Unless the political deadlock in Washington is broken, the fiscal cliff measures will be implemented in the US — a major consumer of many raw materials — on Jan. 1.
“We think Thursday’s broad-based sell-off in commodity markets is a sign of things to come,” Capital Economics analyst John Higgins said.
“Three factors seem to have been responsible for Thursday’s sell-off; First, reports that negotiations over the US fiscal cliff have stalled. Second, an upward revision to Q3 US GDP growth, which may have altered perceptions of the likely duration of the [US] Federal Reserve’s quantitative easing. And third, good old-fashioned position-squaring ahead of the holidays,” Higgins added.
Commodity markets had won support last week after the US central bank launched more stimulus measures. However, data on Thursday showed that the US economy grew 3.1 percent in the third quarter, faster than previously estimated, dampening hopes of more stimulus.
OIL: Prices diverged this week, but saw steep losses on Friday as sentiment was rocked by intensifying concerns in top crude consumer the US.
Prices had rallied on Tuesday amid indications Washington was inching closer to resolving the budget impasse after US President Barack Obama met with US House of Representatives Speaker John Boehner in the latest effort to broker an agreement.
The market also rose on Wednesday following news of a decline in US petroleum inventories, which indicated strong demand.
Crude futures paused on Thursday, but dived by more than US$1 on Friday amid the political stalemate in Washington.
By Friday on the New York Mercantile Exchange, West Texas Intermediate (WTI), or light sweet crude, for delivery in February rose to US$88.40 per barrel from US$86.51 a week earlier for next month’s contract.
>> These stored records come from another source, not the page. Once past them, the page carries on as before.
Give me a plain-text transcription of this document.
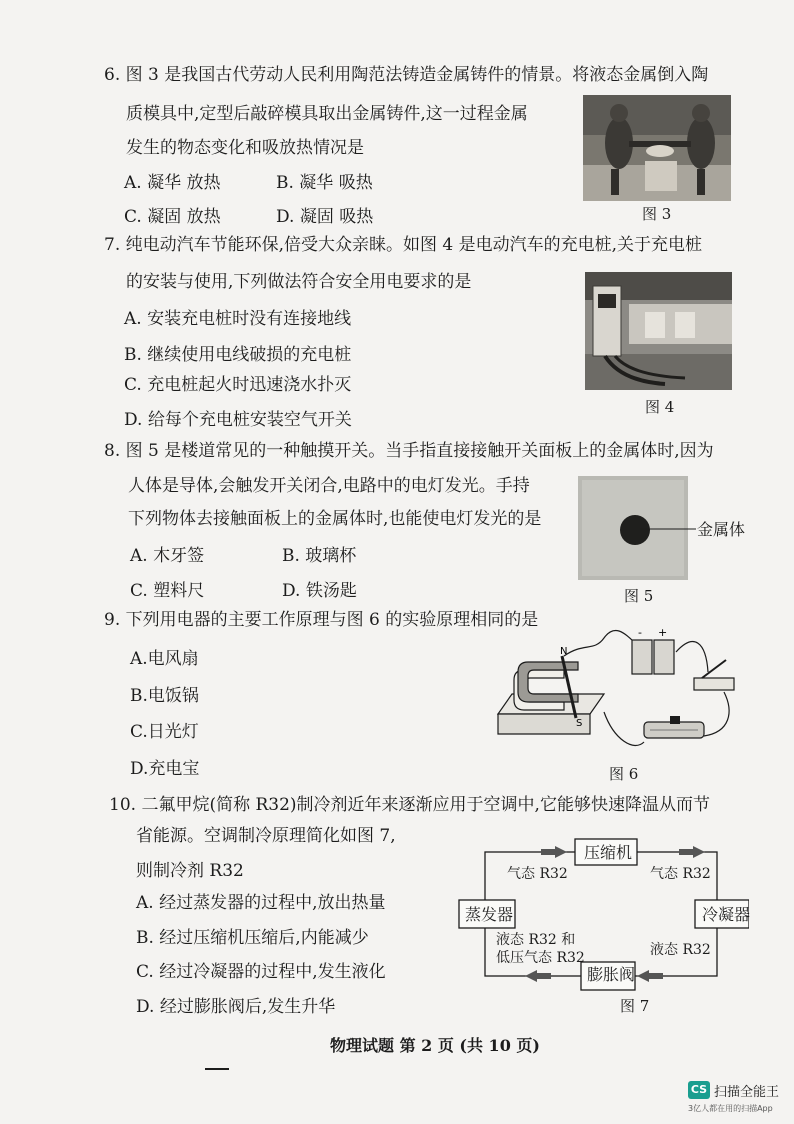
6. 图 3 是我国古代劳动人民利用陶范法铸造金属铸件的情景。将液态金属倒入陶
质模具中,定型后敲碎模具取出金属铸件,这一过程金属
发生的物态变化和吸放热情况是
A. 凝华 放热	B. 凝华 吸热
C. 凝固 放热	D. 凝固 吸热	图 3
7. 纯电动汽车节能环保,倍受大众亲睐。如图 4 是电动汽车的充电桩,关于充电桩
的安装与使用,下列做法符合安全用电要求的是
A. 安装充电桩时没有连接地线
B. 继续使用电线破损的充电桩
C. 充电桩起火时迅速浇水扑灭
D. 给每个充电桩安装空气开关
图 4
8. 图 5 是楼道常见的一种触摸开关。当手指直接接触开关面板上的金属体时,因为
人体是导体,会触发开关闭合,电路中的电灯发光。手持
下列物体去接触面板上的金属体时,也能使电灯发光的是
A. 木牙签	B. 玻璃杯
C. 塑料尺	D. 铁汤匙
金属体
图 5
9. 下列用电器的主要工作原理与图 6 的实验原理相同的是
A.电风扇
B.电饭锅
C.日光灯
D.充电宝
N
S
+
-
图 6
10. 二氟甲烷(简称 R32)制冷剂近年来逐渐应用于空调中,它能够快速降温从而节
省能源。空调制冷原理简化如图 7,
则制冷剂 R32
A. 经过蒸发器的过程中,放出热量
B. 经过压缩机压缩后,内能减少
C. 经过冷凝器的过程中,发生液化
D. 经过膨胀阀后,发生升华
压缩机
蒸发器	冷凝器
膨胀阀
气态 R32	气态 R32
液态 R32
液态 R32 和
低压气态 R32
图 7
物理试题 第 2 页 (共 10 页)
CS 扫描全能王
3亿人都在用的扫描App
On London’s Intercontinental Exchange, Brent North Sea crude for February dipped to US$108.88 a barrel from US$109.00 last week for next month’s contract.
PRECIOUS METALS: Gold struck its lowest level since August, hit also by profit-taking ahead of the year’s end, dragging other precious metals lower.
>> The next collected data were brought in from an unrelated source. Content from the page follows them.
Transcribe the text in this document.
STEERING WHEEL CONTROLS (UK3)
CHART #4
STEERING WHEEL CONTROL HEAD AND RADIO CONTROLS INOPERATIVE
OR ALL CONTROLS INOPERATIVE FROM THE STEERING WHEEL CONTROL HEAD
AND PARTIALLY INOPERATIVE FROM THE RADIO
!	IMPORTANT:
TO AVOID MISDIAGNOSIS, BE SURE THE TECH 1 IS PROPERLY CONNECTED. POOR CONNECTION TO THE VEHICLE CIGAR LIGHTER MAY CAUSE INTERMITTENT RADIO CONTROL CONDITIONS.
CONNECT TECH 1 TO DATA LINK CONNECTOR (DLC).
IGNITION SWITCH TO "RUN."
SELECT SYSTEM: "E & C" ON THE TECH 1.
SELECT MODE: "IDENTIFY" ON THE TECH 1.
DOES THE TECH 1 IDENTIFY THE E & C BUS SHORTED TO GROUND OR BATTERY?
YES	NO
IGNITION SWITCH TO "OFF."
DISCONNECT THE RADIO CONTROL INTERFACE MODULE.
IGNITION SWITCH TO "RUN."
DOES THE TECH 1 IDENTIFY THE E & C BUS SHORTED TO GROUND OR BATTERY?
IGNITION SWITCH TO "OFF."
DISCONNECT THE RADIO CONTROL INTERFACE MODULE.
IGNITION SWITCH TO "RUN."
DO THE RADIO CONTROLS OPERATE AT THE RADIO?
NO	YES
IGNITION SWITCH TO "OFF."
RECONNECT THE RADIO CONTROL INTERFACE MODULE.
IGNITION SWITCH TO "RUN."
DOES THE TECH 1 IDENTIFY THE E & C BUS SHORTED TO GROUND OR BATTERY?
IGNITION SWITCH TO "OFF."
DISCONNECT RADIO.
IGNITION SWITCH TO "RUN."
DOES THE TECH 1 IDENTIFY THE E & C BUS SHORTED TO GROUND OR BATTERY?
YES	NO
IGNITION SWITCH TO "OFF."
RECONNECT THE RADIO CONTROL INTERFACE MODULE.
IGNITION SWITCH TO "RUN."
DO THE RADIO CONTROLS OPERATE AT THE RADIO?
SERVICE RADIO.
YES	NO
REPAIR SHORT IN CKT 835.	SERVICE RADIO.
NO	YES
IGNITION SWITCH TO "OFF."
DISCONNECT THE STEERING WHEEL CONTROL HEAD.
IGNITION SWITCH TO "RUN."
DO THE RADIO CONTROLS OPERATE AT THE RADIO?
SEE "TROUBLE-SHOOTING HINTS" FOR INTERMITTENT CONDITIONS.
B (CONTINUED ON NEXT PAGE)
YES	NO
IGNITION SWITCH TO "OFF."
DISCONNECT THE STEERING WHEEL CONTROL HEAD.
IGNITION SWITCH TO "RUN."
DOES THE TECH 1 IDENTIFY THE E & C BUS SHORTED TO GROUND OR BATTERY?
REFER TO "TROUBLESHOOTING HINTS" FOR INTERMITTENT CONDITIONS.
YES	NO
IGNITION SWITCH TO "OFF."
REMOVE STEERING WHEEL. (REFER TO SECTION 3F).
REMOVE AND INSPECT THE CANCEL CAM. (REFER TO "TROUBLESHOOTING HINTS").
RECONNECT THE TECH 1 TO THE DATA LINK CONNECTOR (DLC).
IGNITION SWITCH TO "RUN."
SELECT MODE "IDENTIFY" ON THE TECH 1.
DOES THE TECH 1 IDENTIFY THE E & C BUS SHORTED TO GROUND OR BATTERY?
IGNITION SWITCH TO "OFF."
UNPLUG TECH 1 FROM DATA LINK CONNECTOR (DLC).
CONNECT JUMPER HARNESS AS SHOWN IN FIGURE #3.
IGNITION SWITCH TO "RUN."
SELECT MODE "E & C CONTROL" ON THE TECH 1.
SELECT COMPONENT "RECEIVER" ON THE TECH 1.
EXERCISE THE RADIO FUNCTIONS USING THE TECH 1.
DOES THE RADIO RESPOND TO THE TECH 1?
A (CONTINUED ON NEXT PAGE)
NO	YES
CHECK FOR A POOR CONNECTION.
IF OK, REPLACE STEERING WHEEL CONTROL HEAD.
By late Friday on the London Bullion Market, gold slid to US$1,651.50 an ounce from US$1,696.25 a week earlier.
Silver dropped to US$29.89 an ounce from US$32.52.
On the London Platinum and Palladium Market, platinum declined to US$1,533 an ounce from US$1,613.
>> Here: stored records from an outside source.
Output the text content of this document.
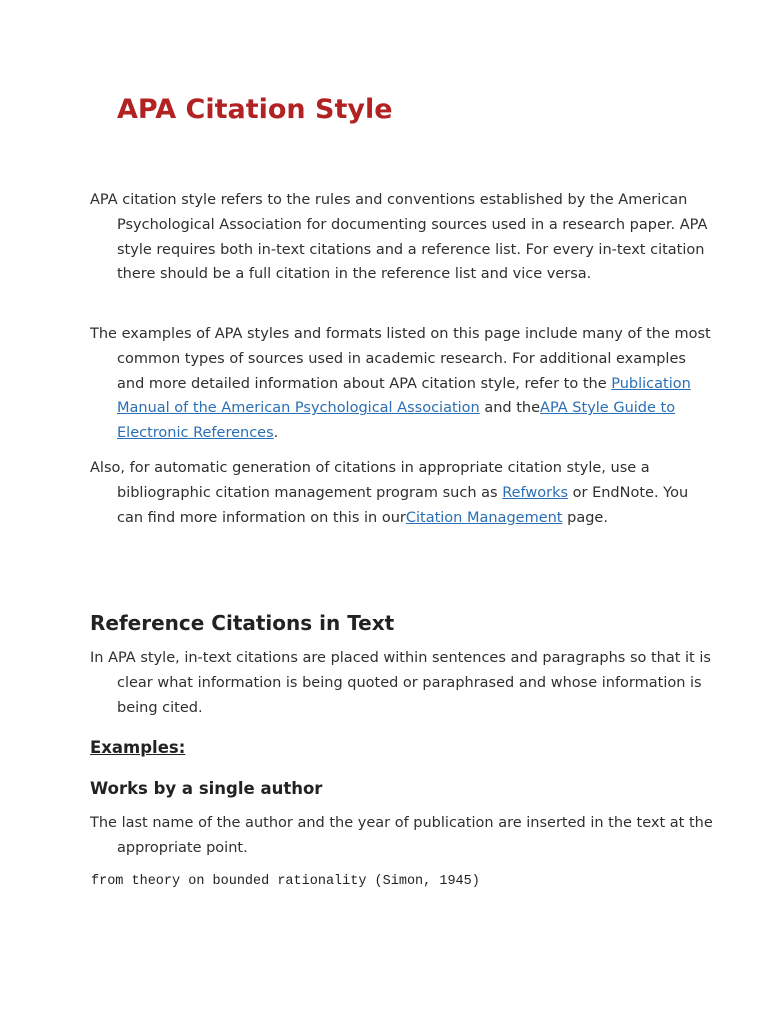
APA Citation Style

APA citation style refers to the rules and conventions established by the American Psychological Association for documenting sources used in a research paper. APA style requires both in-text citations and a reference list. For every in-text citation there should be a full citation in the reference list and vice versa.

The examples of APA styles and formats listed on this page include many of the most common types of sources used in academic research. For additional examples and more detailed information about APA citation style, refer to the Publication Manual of the American Psychological Association and theAPA Style Guide to Electronic References.

Also, for automatic generation of citations in appropriate citation style, use a bibliographic citation management program such as Refworks or EndNote. You can find more information on this in ourCitation Management page.

Reference Citations in Text

In APA style, in-text citations are placed within sentences and paragraphs so that it is clear what information is being quoted or paraphrased and whose information is being cited.

Examples:
Works by a single author

The last name of the author and the year of publication are inserted in the text at the appropriate point.

from theory on bounded rationality (Simon, 1945)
Palladium fell to US$675 an ounce from US$700.
COCOA: Prices registered more multi-month lows as sentiment was weighed down by rising supplies.
By Friday on LIFFE, London’s futures exchange, cocoa for delivery in March dropped to ￡1,471 a tonne from ￡1,543 a week earlier.
On New York’s NYBOT-ICE exchange, cocoa for March decreased to US$2,325 a tonne from US$2,432 a week earlier.